Diese Fragen wirken organisatorisch, sind aber zentral. Eine Sicherheitslücke lässt sich nur schließen, wenn klar ist, wer für Komponente, Update und Freigabe verantwortlich ist. Besonders bei lang gewachsenen Webprojekten fehlen diese Informationen oft oder liegen bei ehemaligen Dienstleistern und Mitarbeitenden.
Updates sind Wartung, keine optionale Verbesserung
Veraltete Software gehört zu den häufigsten Ursachen für erfolgreiche Angriffe. Sicherheitslücken in CMS-Kernen, Extensions, Plugins oder Serverkomponenten werden nach ihrer Veröffentlichung oft sehr schnell automatisiert ausgenutzt. Das gilt für TYPO3 ebenso wie für WordPress, Node.js-Anwendungen und die eingesetzten Bibliotheken im Frontend.
Ein zuverlässiger Update-Prozess unterscheidet zwischen regulärer Pflege und dringenden Sicherheitsupdates. Bei planbaren Aktualisierungen werden Änderungen zuerst in einer Staging-Umgebung geprüft. Dort lässt sich kontrollieren, ob individuelle Funktionen, Formulare, Schnittstellen und redaktionelle Prozesse weiterhin funktionieren. Bei kritischen Lücken kann dagegen schnelles Handeln erforderlich sein - dann sollten Verantwortlichkeiten und Entscheidungswege vorher feststehen.

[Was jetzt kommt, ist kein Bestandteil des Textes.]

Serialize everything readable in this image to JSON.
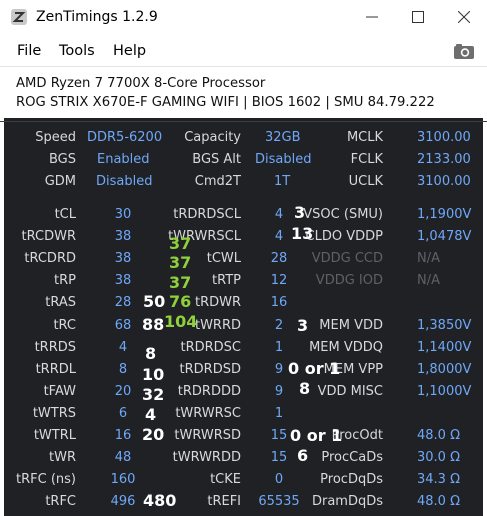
{
  "window": {
    "title": "ZenTimings 1.2.9"
  },
  "menu": {
    "file": "File",
    "tools": "Tools",
    "help": "Help"
  },
  "system": {
    "cpu": "AMD Ryzen 7 7700X 8-Core Processor",
    "board": "ROG STRIX X670E-F GAMING WIFI | BIOS 1602 | SMU 84.79.222"
  },
  "top": {
    "speed_label": "Speed",
    "speed": "DDR5-6200",
    "capacity_label": "Capacity",
    "capacity": "32GB",
    "mclk_label": "MCLK",
    "mclk": "3100.00",
    "bgs_label": "BGS",
    "bgs": "Enabled",
    "bgsalt_label": "BGS Alt",
    "bgsalt": "Disabled",
    "fclk_label": "FCLK",
    "fclk": "2133.00",
    "gdm_label": "GDM",
    "gdm": "Disabled",
    "cmd2t_label": "Cmd2T",
    "cmd2t": "1T",
    "uclk_label": "UCLK",
    "uclk": "3100.00"
  },
  "col1": [
    {
      "label": "tCL",
      "value": "30"
    },
    {
      "label": "tRCDWR",
      "value": "38"
    },
    {
      "label": "tRCDRD",
      "value": "38"
    },
    {
      "label": "tRP",
      "value": "38"
    },
    {
      "label": "tRAS",
      "value": "28"
    },
    {
      "label": "tRC",
      "value": "68"
    },
    {
      "label": "tRRDS",
      "value": "4"
    },
    {
      "label": "tRRDL",
      "value": "8"
    },
    {
      "label": "tFAW",
      "value": "20"
    },
    {
      "label": "tWTRS",
      "value": "6"
    },
    {
      "label": "tWTRL",
      "value": "16"
    },
    {
      "label": "tWR",
      "value": "48"
    },
    {
      "label": "tRFC (ns)",
      "value": "160"
    },
    {
      "label": "tRFC",
      "value": "496"
    }
  ],
  "col2": [
    {
      "label": "tRDRDSCL",
      "value": "4"
    },
    {
      "label": "tWRWRSCL",
      "value": "4"
    },
    {
      "label": "tCWL",
      "value": "28"
    },
    {
      "label": "tRTP",
      "value": "12"
    },
    {
      "label": "tRDWR",
      "value": "16"
    },
    {
      "label": "tWRRD",
      "value": "2"
    },
    {
      "label": "tRDRDSC",
      "value": "1"
    },
    {
      "label": "tRDRDSD",
      "value": "9"
    },
    {
      "label": "tRDRDDD",
      "value": "9"
    },
    {
      "label": "tWRWRSC",
      "value": "1"
    },
    {
      "label": "tWRWRSD",
      "value": "15"
    },
    {
      "label": "tWRWRDD",
      "value": "15"
    },
    {
      "label": "tCKE",
      "value": "0"
    },
    {
      "label": "tREFI",
      "value": "65535"
    }
  ],
  "col3": [
    {
      "label": "VSOC (SMU)",
      "value": "1,1900V",
      "disabled": false
    },
    {
      "label": "CLDO VDDP",
      "value": "1,0478V",
      "disabled": false
    },
    {
      "label": "VDDG CCD",
      "value": "N/A",
      "disabled": true
    },
    {
      "label": "VDDG IOD",
      "value": "N/A",
      "disabled": true
    },
    {
      "label": "",
      "value": "",
      "disabled": false
    },
    {
      "label": "MEM VDD",
      "value": "1,3850V",
      "disabled": false
    },
    {
      "label": "MEM VDDQ",
      "value": "1,1400V",
      "disabled": false
    },
    {
      "label": "MEM VPP",
      "value": "1,8000V",
      "disabled": false
    },
    {
      "label": "VDD MISC",
      "value": "1,1000V",
      "disabled": false
    },
    {
      "label": "",
      "value": "",
      "disabled": false
    },
    {
      "label": "ProcOdt",
      "value": "48.0 Ω",
      "disabled": false
    },
    {
      "label": "ProcCaDs",
      "value": "30.0 Ω",
      "disabled": false
    },
    {
      "label": "ProcDqDs",
      "value": "34.3 Ω",
      "disabled": false
    },
    {
      "label": "DramDqDs",
      "value": "48.0 Ω",
      "disabled": false
    }
  ],
  "annotations": {
    "rdrdscl": "3",
    "wrwrscl": "13",
    "rcdwr": "37",
    "rcdrd": "37",
    "rp": "37",
    "ras_w": "50",
    "ras_g": "76",
    "rc_w": "88",
    "rc_g": "104",
    "wrrd": "3",
    "rrds": "8",
    "rrdl": "10",
    "faw": "32",
    "wtrs": "4",
    "wtrl": "20",
    "rdrdsd": "0 or 1",
    "rdrddd": "8",
    "wrwrsd": "0 or 1",
    "wrwrdd": "6",
    "rfc": "480"
  }
}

Bei TYPO3-Projekten lohnt sich ein Blick auf die eingesetzte LTS-Version und den Support-Zeitraum. Nicht jede Extension ist dauerhaft kompatibel oder wird aktiv gepflegt. Eine Erweiterung nur deshalb beizubehalten, weil sie einmal installiert wurde, ist selten eine gute Strategie. Bei WordPress gilt dasselbe für Plugins und Themes: Weniger, gut gewartete Bausteine sind meist sicherer als eine Sammlung kurzfristiger Einzellösungen.
Auch individuelle Entwicklung braucht Pflege. Abhängigkeiten in Node.js-Projekten, PHP-Pakete oder JavaScript-Bibliotheken sollten regelmäßig bewertet und aktualisiert werden. Das betrifft nicht nur sichtbare Funktionen, sondern auch Build-Prozesse, APIs und interne Werkzeuge.

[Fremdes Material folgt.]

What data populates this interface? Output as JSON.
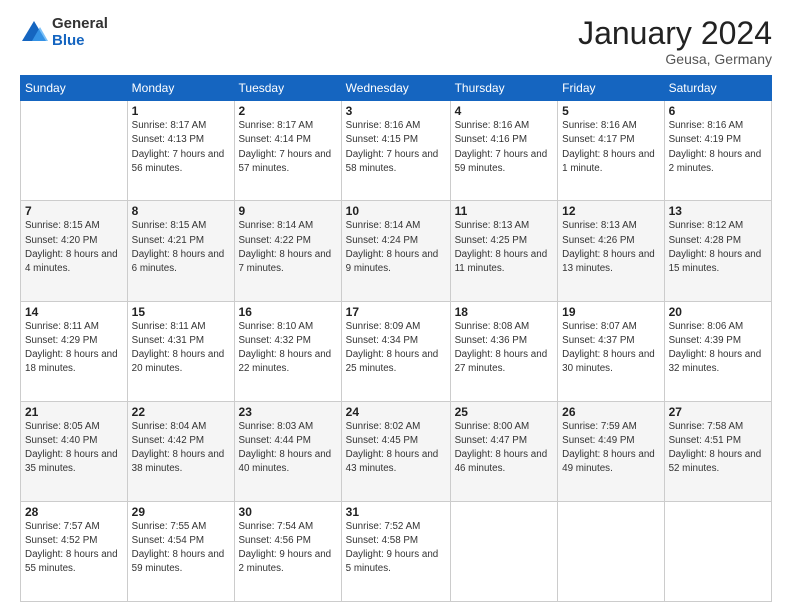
{
  "logo": {
    "general": "General",
    "blue": "Blue"
  },
  "header": {
    "month": "January 2024",
    "location": "Geusa, Germany"
  },
  "weekdays": [
    "Sunday",
    "Monday",
    "Tuesday",
    "Wednesday",
    "Thursday",
    "Friday",
    "Saturday"
  ],
  "weeks": [
    [
      {
        "day": "",
        "sunrise": "",
        "sunset": "",
        "daylight": ""
      },
      {
        "day": "1",
        "sunrise": "Sunrise: 8:17 AM",
        "sunset": "Sunset: 4:13 PM",
        "daylight": "Daylight: 7 hours and 56 minutes."
      },
      {
        "day": "2",
        "sunrise": "Sunrise: 8:17 AM",
        "sunset": "Sunset: 4:14 PM",
        "daylight": "Daylight: 7 hours and 57 minutes."
      },
      {
        "day": "3",
        "sunrise": "Sunrise: 8:16 AM",
        "sunset": "Sunset: 4:15 PM",
        "daylight": "Daylight: 7 hours and 58 minutes."
      },
      {
        "day": "4",
        "sunrise": "Sunrise: 8:16 AM",
        "sunset": "Sunset: 4:16 PM",
        "daylight": "Daylight: 7 hours and 59 minutes."
      },
      {
        "day": "5",
        "sunrise": "Sunrise: 8:16 AM",
        "sunset": "Sunset: 4:17 PM",
        "daylight": "Daylight: 8 hours and 1 minute."
      },
      {
        "day": "6",
        "sunrise": "Sunrise: 8:16 AM",
        "sunset": "Sunset: 4:19 PM",
        "daylight": "Daylight: 8 hours and 2 minutes."
      }
    ],
    [
      {
        "day": "7",
        "sunrise": "Sunrise: 8:15 AM",
        "sunset": "Sunset: 4:20 PM",
        "daylight": "Daylight: 8 hours and 4 minutes."
      },
      {
        "day": "8",
        "sunrise": "Sunrise: 8:15 AM",
        "sunset": "Sunset: 4:21 PM",
        "daylight": "Daylight: 8 hours and 6 minutes."
      },
      {
        "day": "9",
        "sunrise": "Sunrise: 8:14 AM",
        "sunset": "Sunset: 4:22 PM",
        "daylight": "Daylight: 8 hours and 7 minutes."
      },
      {
        "day": "10",
        "sunrise": "Sunrise: 8:14 AM",
        "sunset": "Sunset: 4:24 PM",
        "daylight": "Daylight: 8 hours and 9 minutes."
      },
      {
        "day": "11",
        "sunrise": "Sunrise: 8:13 AM",
        "sunset": "Sunset: 4:25 PM",
        "daylight": "Daylight: 8 hours and 11 minutes."
      },
      {
        "day": "12",
        "sunrise": "Sunrise: 8:13 AM",
        "sunset": "Sunset: 4:26 PM",
        "daylight": "Daylight: 8 hours and 13 minutes."
      },
      {
        "day": "13",
        "sunrise": "Sunrise: 8:12 AM",
        "sunset": "Sunset: 4:28 PM",
        "daylight": "Daylight: 8 hours and 15 minutes."
      }
    ],
    [
      {
        "day": "14",
        "sunrise": "Sunrise: 8:11 AM",
        "sunset": "Sunset: 4:29 PM",
        "daylight": "Daylight: 8 hours and 18 minutes."
      },
      {
        "day": "15",
        "sunrise": "Sunrise: 8:11 AM",
        "sunset": "Sunset: 4:31 PM",
        "daylight": "Daylight: 8 hours and 20 minutes."
      },
      {
        "day": "16",
        "sunrise": "Sunrise: 8:10 AM",
        "sunset": "Sunset: 4:32 PM",
        "daylight": "Daylight: 8 hours and 22 minutes."
      },
      {
        "day": "17",
        "sunrise": "Sunrise: 8:09 AM",
        "sunset": "Sunset: 4:34 PM",
        "daylight": "Daylight: 8 hours and 25 minutes."
      },
      {
        "day": "18",
        "sunrise": "Sunrise: 8:08 AM",
        "sunset": "Sunset: 4:36 PM",
        "daylight": "Daylight: 8 hours and 27 minutes."
      },
      {
        "day": "19",
        "sunrise": "Sunrise: 8:07 AM",
        "sunset": "Sunset: 4:37 PM",
        "daylight": "Daylight: 8 hours and 30 minutes."
      },
      {
        "day": "20",
        "sunrise": "Sunrise: 8:06 AM",
        "sunset": "Sunset: 4:39 PM",
        "daylight": "Daylight: 8 hours and 32 minutes."
      }
    ],
    [
      {
        "day": "21",
        "sunrise": "Sunrise: 8:05 AM",
        "sunset": "Sunset: 4:40 PM",
        "daylight": "Daylight: 8 hours and 35 minutes."
      },
      {
        "day": "22",
        "sunrise": "Sunrise: 8:04 AM",
        "sunset": "Sunset: 4:42 PM",
        "daylight": "Daylight: 8 hours and 38 minutes."
      },
      {
        "day": "23",
        "sunrise": "Sunrise: 8:03 AM",
        "sunset": "Sunset: 4:44 PM",
        "daylight": "Daylight: 8 hours and 40 minutes."
      },
      {
        "day": "24",
        "sunrise": "Sunrise: 8:02 AM",
        "sunset": "Sunset: 4:45 PM",
        "daylight": "Daylight: 8 hours and 43 minutes."
      },
      {
        "day": "25",
        "sunrise": "Sunrise: 8:00 AM",
        "sunset": "Sunset: 4:47 PM",
        "daylight": "Daylight: 8 hours and 46 minutes."
      },
      {
        "day": "26",
        "sunrise": "Sunrise: 7:59 AM",
        "sunset": "Sunset: 4:49 PM",
        "daylight": "Daylight: 8 hours and 49 minutes."
      },
      {
        "day": "27",
        "sunrise": "Sunrise: 7:58 AM",
        "sunset": "Sunset: 4:51 PM",
        "daylight": "Daylight: 8 hours and 52 minutes."
      }
    ],
    [
      {
        "day": "28",
        "sunrise": "Sunrise: 7:57 AM",
        "sunset": "Sunset: 4:52 PM",
        "daylight": "Daylight: 8 hours and 55 minutes."
      },
      {
        "day": "29",
        "sunrise": "Sunrise: 7:55 AM",
        "sunset": "Sunset: 4:54 PM",
        "daylight": "Daylight: 8 hours and 59 minutes."
      },
      {
        "day": "30",
        "sunrise": "Sunrise: 7:54 AM",
        "sunset": "Sunset: 4:56 PM",
        "daylight": "Daylight: 9 hours and 2 minutes."
      },
      {
        "day": "31",
        "sunrise": "Sunrise: 7:52 AM",
        "sunset": "Sunset: 4:58 PM",
        "daylight": "Daylight: 9 hours and 5 minutes."
      },
      {
        "day": "",
        "sunrise": "",
        "sunset": "",
        "daylight": ""
      },
      {
        "day": "",
        "sunrise": "",
        "sunset": "",
        "daylight": ""
      },
      {
        "day": "",
        "sunrise": "",
        "sunset": "",
        "daylight": ""
      }
    ]
  ]
}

Zugänge konsequent absichern
Ein sicherer Server hilft wenig, wenn ein Angreifer ein gültiges Administrationskonto verwenden kann. Zugangsschutz beginnt mit individuellen Benutzerkonten. Gemeinsame Logins erschweren nicht nur die Nachvollziehbarkeit, sondern bleiben häufig bestehen, obwohl einzelne Personen längst nicht mehr im Projekt arbeiten.
Passwörter müssen lang, einzigartig und in einem Passwortmanager verwaltet werden. Für CMS-Administrationen, Hosting-Panels, Versionsverwaltung und E-Mail-Konten sollte Mehrfaktor-Authentifizierung Standard sein. Ein zweiter Faktor verhindert viele Kontoübernahmen, selbst wenn ein Passwort durch Phishing oder ein Datenleck bekannt geworden ist.

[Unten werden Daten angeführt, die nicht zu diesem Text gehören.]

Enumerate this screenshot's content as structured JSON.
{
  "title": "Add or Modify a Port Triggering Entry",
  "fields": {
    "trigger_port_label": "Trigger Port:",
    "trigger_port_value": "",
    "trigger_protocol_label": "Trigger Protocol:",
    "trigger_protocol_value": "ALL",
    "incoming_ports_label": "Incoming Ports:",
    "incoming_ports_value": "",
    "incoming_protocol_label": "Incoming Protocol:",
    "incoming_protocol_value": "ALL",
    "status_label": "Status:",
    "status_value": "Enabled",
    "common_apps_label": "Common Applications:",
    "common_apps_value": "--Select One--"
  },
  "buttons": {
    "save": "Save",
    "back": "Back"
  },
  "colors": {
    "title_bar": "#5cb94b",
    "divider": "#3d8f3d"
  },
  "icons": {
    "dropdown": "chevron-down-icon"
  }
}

Ebenso wichtig ist das Prinzip der minimalen Rechte. Redakteurinnen und Redakteure benötigen in der Regel keinen Zugriff auf Systemkonfigurationen, Installationswerkzeuge oder Benutzerverwaltung. Entwicklerinnen und Entwickler brauchen nicht automatisch Zugang zu Produktivdaten. Rollen und Berechtigungen sollten zur tatsächlichen Aufgabe passen und regelmäßig überprüft werden.
Beim Austritt von Mitarbeitenden oder beim Wechsel von Dienstleistern gehört die Sperrung aller Zugänge auf eine verbindliche Checkliste. Dazu zählen auch API-Schlüssel, Zugänge zu Analyse-Tools, CDN, Domainverwaltung und externe Formulardienste. Solche Zugangsdaten werden leicht übersehen, wenn sie nicht zentral dokumentiert sind.
Sichere Infrastruktur reduziert die Angriffsfläche
Die technische Basis einer Website entscheidet mit darüber, wie gut sich Risiken begrenzen lassen. Dazu gehören ein professionell konfiguriertes Hosting, aktuelle Betriebssystem- und Serverkomponenten, verschlüsselte Verbindungen per HTTPS sowie eine sauber eingerichtete Domain- und E-Mail-Infrastruktur.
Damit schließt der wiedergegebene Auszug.